The plaintiffs’ bar sees the SEC’s cybersecurity disclosure rule, published earlier this month, as a roadmap for shareholder lawsuits against company leadership if there’s a security incident, the specialists say.
In its two headline features, the rule requires disclosure of a breach four days after the company decides it was material and periodic disclosures on what the company is doing to stay secure.
In this new environment, in addition to wrestling with the aftermath of a breach, the company’s leadership will now have to contend with the increased likelihood of shareholders filing a duty of care claim if the company’s posture doesn’t match up with what it disclosed to the SEC.
“The plaintiff bar is drooling,” Kelly Geary of EPIC Insurance Brokers & Consultants, told Bloomberg Law. “They’re like, ‘when does this go into effect?’”
“Any time you have more disclosure you’ll have plaintiffs scrubbing, looking for more claims,” Noelle Reed of Skadden, Arps, Slate, Meagher & Flom said in a Professional Liability Underwriting Society conference shortly after the SEC rule was proposed, Insurance Journal reported.
It will vary by policy if the company’s cybersecurity coverage or its D&O insurance, which covers directors and officers for errors and omissions, will provide protection if SEC disclosures are used as grounds for a claim. But the SEC’s rule is likely to make insurance carriers take a new look at what they will and won’t cover.
“Public companies may soon find themselves in the ‘worst of both worlds,’ where neither cyber nor D&O policies pay for legal bills over SEC investigations and investor lawsuits,” Steven Weisman of McCarter & English said in the Bloomberg Law report.
Many companies can expect to find their D&O policies have exclusions for cyber-related incidents and at the same time their cyber policies have D&O-related exclusions, Arturo Perez-Reyes, senior vice president and cyber strategist at Newfront Insurance, said in a Business Insurance report.
“There’s been a hole that’s opening up between cyber and D&O policies, and this will widen the gap,” he said.

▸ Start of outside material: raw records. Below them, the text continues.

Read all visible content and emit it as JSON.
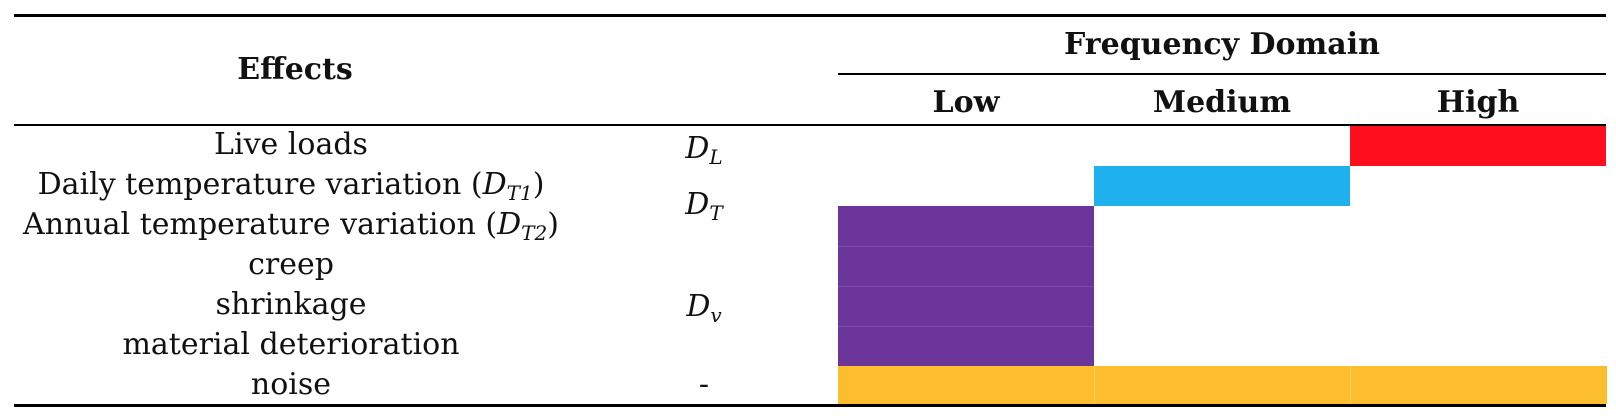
{
  "table": {
    "header": {
      "effects_label": "Effects",
      "frequency_domain_label": "Frequency Domain",
      "low_label": "Low",
      "medium_label": "Medium",
      "high_label": "High"
    },
    "rows": [
      {
        "effect": "Live loads",
        "symbol": "D",
        "symbol_sub": "L",
        "low": false,
        "medium": false,
        "high": true,
        "color": "#ff0e1e"
      },
      {
        "effect_text": "Daily temperature variation (",
        "effect_sym": "D",
        "effect_sub": "T1",
        "effect_close": ")",
        "low": false,
        "medium": true,
        "high": false,
        "color": "#1fb1ee"
      },
      {
        "effect_text": "Annual temperature variation (",
        "effect_sym": "D",
        "effect_sub": "T2",
        "effect_close": ")",
        "low": true,
        "medium": false,
        "high": false,
        "color": "#6c359c"
      },
      {
        "effect": "creep",
        "low": true,
        "medium": false,
        "high": false,
        "color": "#6c359c"
      },
      {
        "effect": "shrinkage",
        "low": true,
        "medium": false,
        "high": false,
        "color": "#6c359c"
      },
      {
        "effect": "material deterioration",
        "low": true,
        "medium": false,
        "high": false,
        "color": "#6c359c"
      },
      {
        "effect": "noise",
        "symbol_plain": "-",
        "low": true,
        "medium": true,
        "high": true,
        "color": "#fcbe2e"
      }
    ],
    "group_symbols": [
      {
        "symbol": "D",
        "sub": "T"
      },
      {
        "symbol": "D",
        "sub": "v"
      }
    ]
  }
}
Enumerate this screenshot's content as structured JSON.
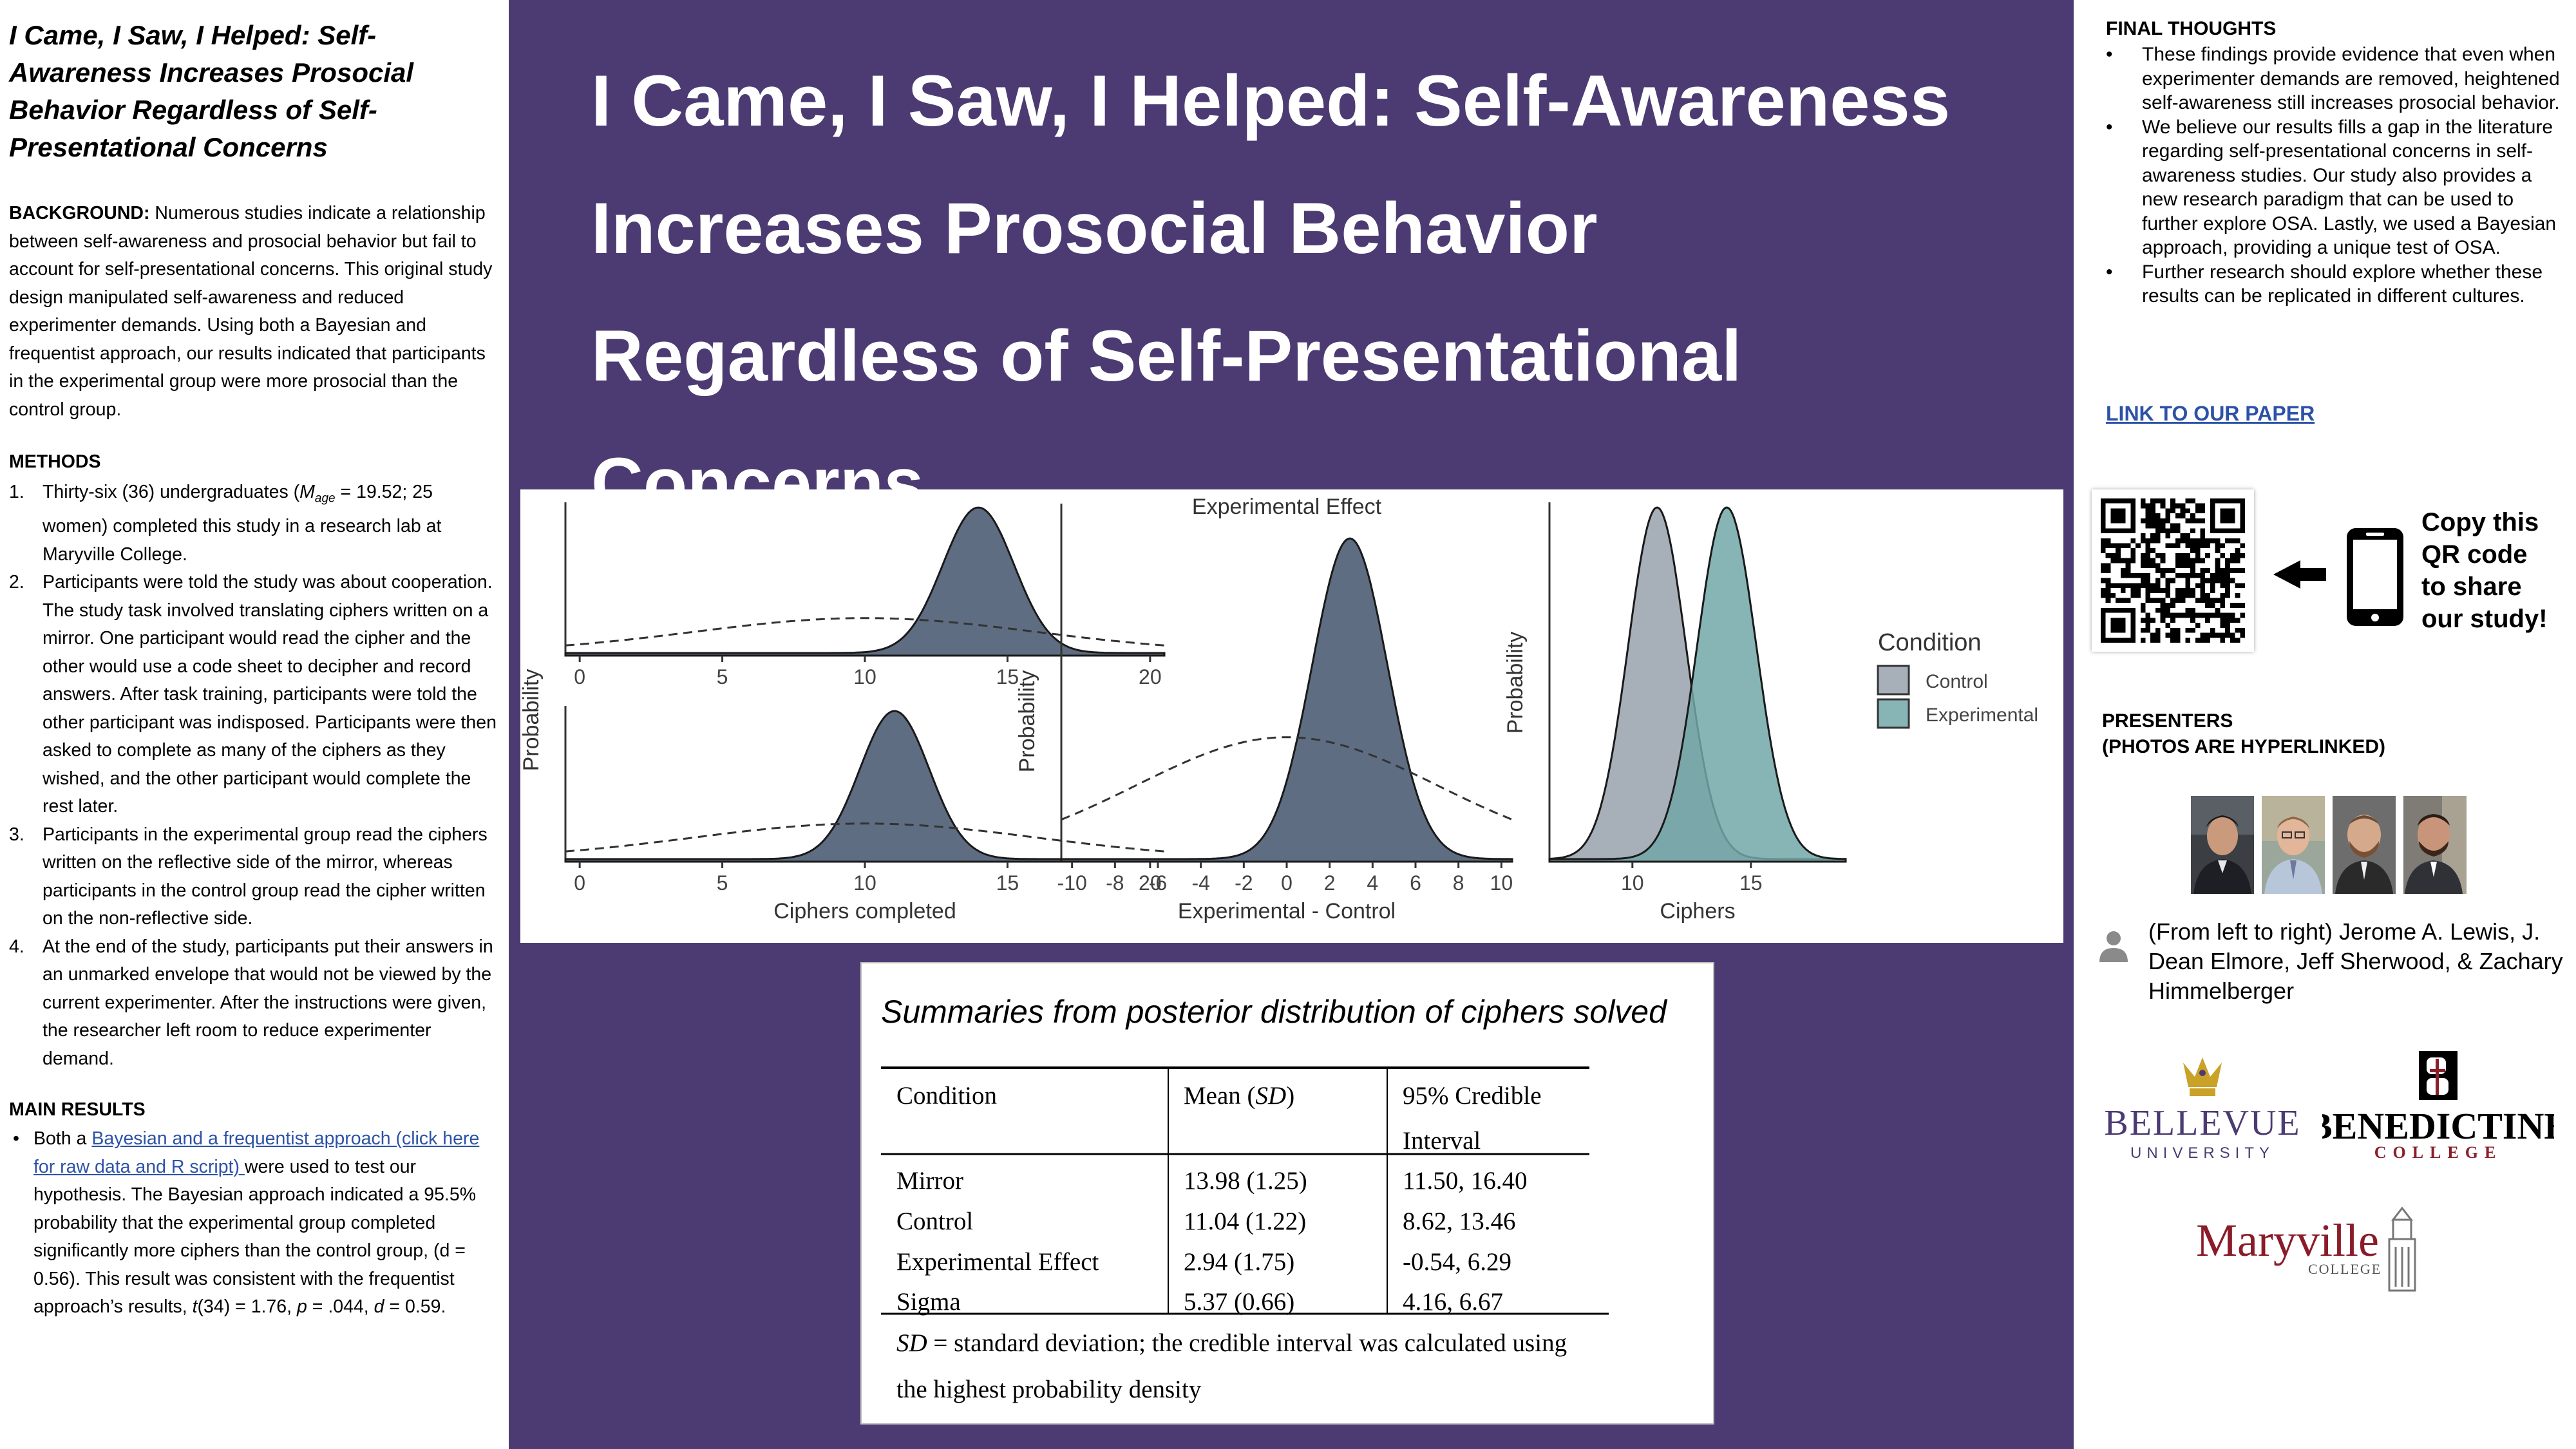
{
  "left": {
    "short_title": "I Came, I Saw, I Helped: Self-Awareness Increases Prosocial Behavior Regardless of Self-Presentational Concerns",
    "background_head": "BACKGROUND:",
    "background_text": "Numerous studies indicate a relationship between self-awareness and prosocial behavior but fail to account for self-presentational concerns. This original study design manipulated self-awareness and reduced experimenter demands. Using both a Bayesian and frequentist approach, our results indicated that participants in the experimental group were more prosocial than the control group.",
    "methods_head": "METHODS",
    "methods": [
      {
        "num": "1.",
        "pre": "Thirty-six (36) undergraduates (",
        "m": "M",
        "sub": "age",
        "post": " = 19.52; 25 women) completed this study in a research lab at Maryville College."
      },
      {
        "num": "2.",
        "text": "Participants were told the study was about cooperation. The study task involved translating ciphers written on a mirror. One participant would read the cipher and the other would use a code sheet to decipher and record answers. After task training, participants were told the other participant was indisposed. Participants were then asked to complete as many of the ciphers as they wished, and the other participant would complete the rest later."
      },
      {
        "num": "3.",
        "text": "Participants in the experimental group read the ciphers written on the reflective side of the mirror, whereas participants in the control group read the cipher written on the non-reflective side."
      },
      {
        "num": "4.",
        "text": "At the end of the study, participants put their answers in an unmarked envelope that would not be viewed by the current experimenter. After the instructions were given, the researcher left room to reduce experimenter demand."
      }
    ],
    "results_head": "MAIN RESULTS",
    "results": {
      "pre": "Both a ",
      "link": "Bayesian and a frequentist approach (click here for raw data and R script) ",
      "post1": "were used to test our hypothesis. The Bayesian approach indicated a 95.5% probability that the experimental group completed significantly more ciphers than the control group, (d = 0.56). This result was consistent with the frequentist approach’s results, ",
      "t": "t",
      "post2": "(34) = 1.76, ",
      "p": "p",
      "post3": " = .044, ",
      "d": "d",
      "post4": " = 0.59."
    }
  },
  "header": {
    "title": "I Came, I Saw, I Helped: Self-Awareness Increases Prosocial Behavior Regardless of Self-Presentational Concerns"
  },
  "chart_data": [
    {
      "type": "area",
      "panel": "top-left",
      "x_ticks": [
        0,
        5,
        10,
        15,
        20
      ],
      "xlim": [
        -0.5,
        20.5
      ],
      "ylabel": "Probability",
      "series": [
        {
          "style": "filled",
          "distribution": "normal",
          "mean": 13.98,
          "sd": 1.25
        },
        {
          "style": "dashed",
          "distribution": "normal",
          "mean": 10,
          "sd": 6
        }
      ]
    },
    {
      "type": "area",
      "panel": "bottom-left",
      "x_ticks": [
        0,
        5,
        10,
        15,
        20
      ],
      "xlim": [
        -0.5,
        20.5
      ],
      "xlabel": "Ciphers completed",
      "series": [
        {
          "style": "filled",
          "distribution": "normal",
          "mean": 11.04,
          "sd": 1.22
        },
        {
          "style": "dashed",
          "distribution": "normal",
          "mean": 10,
          "sd": 6
        }
      ]
    },
    {
      "type": "area",
      "panel": "middle",
      "title": "Experimental Effect",
      "x_ticks": [
        -10,
        -8,
        -6,
        -4,
        -2,
        0,
        2,
        4,
        6,
        8,
        10
      ],
      "xlim": [
        -10.5,
        10.5
      ],
      "xlabel": "Experimental - Control",
      "ylabel": "Probability",
      "series": [
        {
          "style": "filled",
          "distribution": "normal",
          "mean": 2.94,
          "sd": 1.75
        },
        {
          "style": "dashed",
          "distribution": "normal",
          "mean": 0,
          "sd": 7
        }
      ]
    },
    {
      "type": "area",
      "panel": "right",
      "x_ticks": [
        10,
        15
      ],
      "xlim": [
        6.5,
        19
      ],
      "xlabel": "Ciphers",
      "ylabel": "Probability",
      "legend_title": "Condition",
      "legend_placement": "right",
      "series": [
        {
          "name": "Control",
          "color": "#98a1ab",
          "distribution": "normal",
          "mean": 11.04,
          "sd": 1.22
        },
        {
          "name": "Experimental",
          "color": "#72a7a7",
          "distribution": "normal",
          "mean": 13.98,
          "sd": 1.25
        }
      ]
    }
  ],
  "table": {
    "caption": "Summaries from posterior distribution of ciphers solved",
    "headers": {
      "condition": "Condition",
      "mean_pre": "Mean (",
      "mean_sd": "SD",
      "mean_post": ")",
      "ci_line1": "95% Credible",
      "ci_line2": "Interval"
    },
    "rows": [
      {
        "condition": "Mirror",
        "mean": "13.98 (1.25)",
        "ci": "11.50, 16.40"
      },
      {
        "condition": "Control",
        "mean": "11.04 (1.22)",
        "ci": "8.62, 13.46"
      },
      {
        "condition": "Experimental Effect",
        "mean": "2.94 (1.75)",
        "ci": "-0.54, 6.29"
      },
      {
        "condition": "Sigma",
        "mean": "5.37 (0.66)",
        "ci": "4.16, 6.67"
      }
    ],
    "note_sd": "SD",
    "note_line1": " = standard deviation; the credible interval was calculated using",
    "note_line2": "the highest probability density"
  },
  "right": {
    "final_head": "FINAL THOUGHTS",
    "final_items": [
      "These findings provide evidence that even when experimenter demands are removed, heightened self-awareness still increases prosocial behavior.",
      "We believe our results fills a gap in the literature regarding self-presentational concerns in self-awareness studies. Our study also provides a new research paradigm that can be used to further explore OSA. Lastly, we used a Bayesian approach, providing a unique test of OSA.",
      "Further research should explore whether these results can be replicated in different cultures."
    ],
    "paper_link": "LINK TO OUR PAPER",
    "share_text": [
      "Copy this",
      "QR code",
      "to share",
      "our study!"
    ],
    "presenters_head_1": "PRESENTERS",
    "presenters_head_2": "(PHOTOS ARE HYPERLINKED)",
    "presenter_names": "(From left to right) Jerome A. Lewis, J. Dean Elmore, Jeff Sherwood, & Zachary Himmelberger",
    "logos": {
      "bellevue_main": "BELLEVUE",
      "bellevue_sub": "UNIVERSITY",
      "benedictine_main": "BENEDICTINE",
      "benedictine_sub": "COLLEGE",
      "maryville_main": "Maryville",
      "maryville_sub": "COLLEGE"
    }
  },
  "colors": {
    "purple": "#4c3b73",
    "fill_dark": "#5e6d81",
    "control": "#98a1ab",
    "experimental": "#72a7a7",
    "link": "#2c52a8",
    "bellevue": "#4c3b73",
    "bellevue_gold": "#c9a227",
    "benedictine_red": "#8a1f2a",
    "maryville_red": "#8a1c2a"
  }
}
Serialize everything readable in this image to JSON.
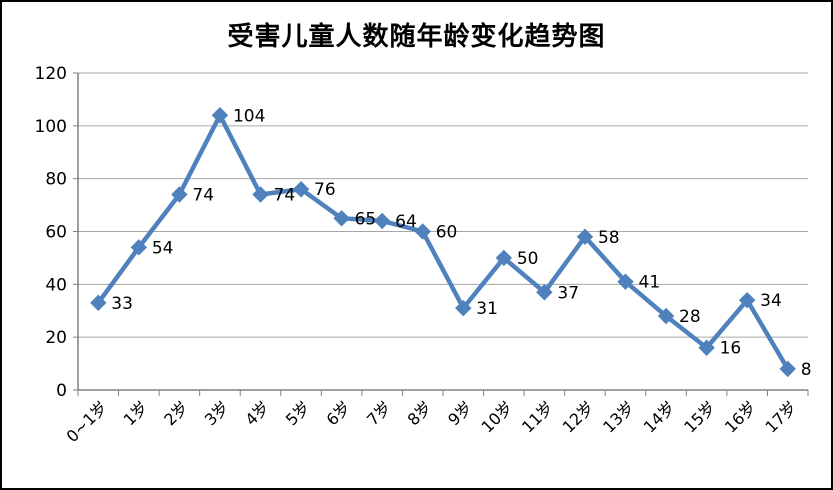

At the same time, many cyber policies already exclude violations related to securities laws, so a policy that would cover a breach might not provide coverage if shareholders sue on the basis of the SEC disclosure.
“Some policies contain exclusions relating to the violations of various securities laws,” a WTW analysis says.
That makes the SEC rule especially an issue for companies, Weisman said.
“Some cyber policies cover fines and penalties from the FCC, the FTC, and state regulatory agencies, but not the SEC,” he said.
In this new environment, general counsel will want to look carefully at their company’s policies when they come up for renewal, because insurers are likely going to add exclusions if they don’t already have them or hike premiums to cover a case in which shareholders use the SEC disclosures to go after company leadership.
“It may be necessary to amend such exclusion so as not to apply to this regulation,” the WTW analysis says.
“There may be an incentive for D&O insurers to not want to insure that risk or to only insure that risk for additional premiums, so we might start to see more cyber exclusions,” David Cummings of Reed Smith said in the Bloomberg report.
Companies have already seen a 100% increase in cyber insurance premiums since just 2019, according to Upguard.
“The costs of premiums have shot up,” the company reports, “rising almost 100% between 2019 and 2022, largely due to the increasing threat from ransomware.”